Crude oil rig count
Baker Hughes is scheduled to release its weekly crude oil rig count report on July 31, 2015. For the week ending July 24, 2015, the active crude oil rig count rose by 21 to 659. In contrast, the oil rig count fell by seven to 638 for the week ending July 17, 2015. The crude oil rig count rose for the third time in the last 33 weeks. Currently, the US crude oil rigs are 58% lower than the 1,562 rigs in 2014.
Impact of oil prices on crude oil rigs
US crude oil prices fell from the peak of $107 per barrel in 2014 by more than 55% due to global oil oversupply concerns. The fall in oil prices led to the fall in drilling activity. As a result, drilling activity fell 60% from the peak of 1,609 in October 2014 to 628 in June 2015.
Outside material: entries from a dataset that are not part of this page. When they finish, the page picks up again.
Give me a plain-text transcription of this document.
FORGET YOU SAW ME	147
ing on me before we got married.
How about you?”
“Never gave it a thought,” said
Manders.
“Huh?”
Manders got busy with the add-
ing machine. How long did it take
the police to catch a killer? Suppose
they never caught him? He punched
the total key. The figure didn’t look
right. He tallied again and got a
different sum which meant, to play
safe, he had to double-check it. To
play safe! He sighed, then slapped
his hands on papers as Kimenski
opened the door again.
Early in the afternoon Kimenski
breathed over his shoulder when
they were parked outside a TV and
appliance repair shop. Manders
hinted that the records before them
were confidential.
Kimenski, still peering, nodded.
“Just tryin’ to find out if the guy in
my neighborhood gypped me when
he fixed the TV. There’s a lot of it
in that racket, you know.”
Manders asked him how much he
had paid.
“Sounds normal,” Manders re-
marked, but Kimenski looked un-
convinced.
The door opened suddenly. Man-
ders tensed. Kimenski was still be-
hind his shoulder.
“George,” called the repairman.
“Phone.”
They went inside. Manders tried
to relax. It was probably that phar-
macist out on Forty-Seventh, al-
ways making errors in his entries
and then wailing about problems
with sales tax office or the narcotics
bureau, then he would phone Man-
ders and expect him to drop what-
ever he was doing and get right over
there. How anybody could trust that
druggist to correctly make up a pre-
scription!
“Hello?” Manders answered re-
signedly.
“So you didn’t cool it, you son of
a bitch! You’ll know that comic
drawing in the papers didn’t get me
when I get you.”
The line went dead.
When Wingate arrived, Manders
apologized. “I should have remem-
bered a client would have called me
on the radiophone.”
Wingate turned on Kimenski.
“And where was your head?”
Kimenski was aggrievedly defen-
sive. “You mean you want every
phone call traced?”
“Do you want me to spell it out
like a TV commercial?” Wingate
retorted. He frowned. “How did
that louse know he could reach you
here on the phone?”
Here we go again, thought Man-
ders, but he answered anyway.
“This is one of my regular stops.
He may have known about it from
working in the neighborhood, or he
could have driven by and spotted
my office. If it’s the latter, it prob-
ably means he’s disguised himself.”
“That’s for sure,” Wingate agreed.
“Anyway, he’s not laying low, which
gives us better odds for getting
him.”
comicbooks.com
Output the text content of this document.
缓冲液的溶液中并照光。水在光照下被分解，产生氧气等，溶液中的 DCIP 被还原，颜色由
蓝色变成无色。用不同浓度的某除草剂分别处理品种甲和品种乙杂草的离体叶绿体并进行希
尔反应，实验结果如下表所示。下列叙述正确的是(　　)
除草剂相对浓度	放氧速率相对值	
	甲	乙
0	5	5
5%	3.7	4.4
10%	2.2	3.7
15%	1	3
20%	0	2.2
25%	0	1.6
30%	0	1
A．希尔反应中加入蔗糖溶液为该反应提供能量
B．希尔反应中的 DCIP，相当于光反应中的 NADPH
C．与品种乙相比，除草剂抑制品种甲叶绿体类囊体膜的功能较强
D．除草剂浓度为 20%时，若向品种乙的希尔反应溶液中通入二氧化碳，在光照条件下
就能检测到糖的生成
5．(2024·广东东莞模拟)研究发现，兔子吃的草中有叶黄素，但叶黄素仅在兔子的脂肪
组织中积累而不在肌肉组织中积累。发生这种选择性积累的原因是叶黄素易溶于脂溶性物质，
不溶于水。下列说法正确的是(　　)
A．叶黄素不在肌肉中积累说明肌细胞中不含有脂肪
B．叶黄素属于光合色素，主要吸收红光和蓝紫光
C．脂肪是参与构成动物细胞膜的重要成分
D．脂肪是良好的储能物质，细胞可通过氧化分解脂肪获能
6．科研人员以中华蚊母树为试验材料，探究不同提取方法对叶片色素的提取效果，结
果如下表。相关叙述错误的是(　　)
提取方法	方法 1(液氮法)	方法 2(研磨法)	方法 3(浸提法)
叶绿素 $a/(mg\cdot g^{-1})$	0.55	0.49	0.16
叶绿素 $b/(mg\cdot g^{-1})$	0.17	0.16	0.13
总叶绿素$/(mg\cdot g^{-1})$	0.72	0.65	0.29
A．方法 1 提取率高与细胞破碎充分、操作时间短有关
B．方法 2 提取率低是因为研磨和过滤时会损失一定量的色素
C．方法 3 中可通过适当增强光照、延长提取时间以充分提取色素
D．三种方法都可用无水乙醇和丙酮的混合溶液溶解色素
The drilling activity reflects oil producers’ confidence. Recently, oil prices fell more than 23% from the peak in May 2015. Despite the fall in oil prices, crude oil rigs rose by 21 rigs for the week ending July 24, 2015, as stated above. This signifies that oil producers might scale up production in order to offset lower crude oil prices. This is positive for oil drillers like Schlumberger (SLB), Superior (SPN), and Halliburton (HAL). However, high-cost wells might be kept idle. The lower crude oil prices and idled wells could narrow the gap between supply and demand. It could promote stability for oil prices in the long term.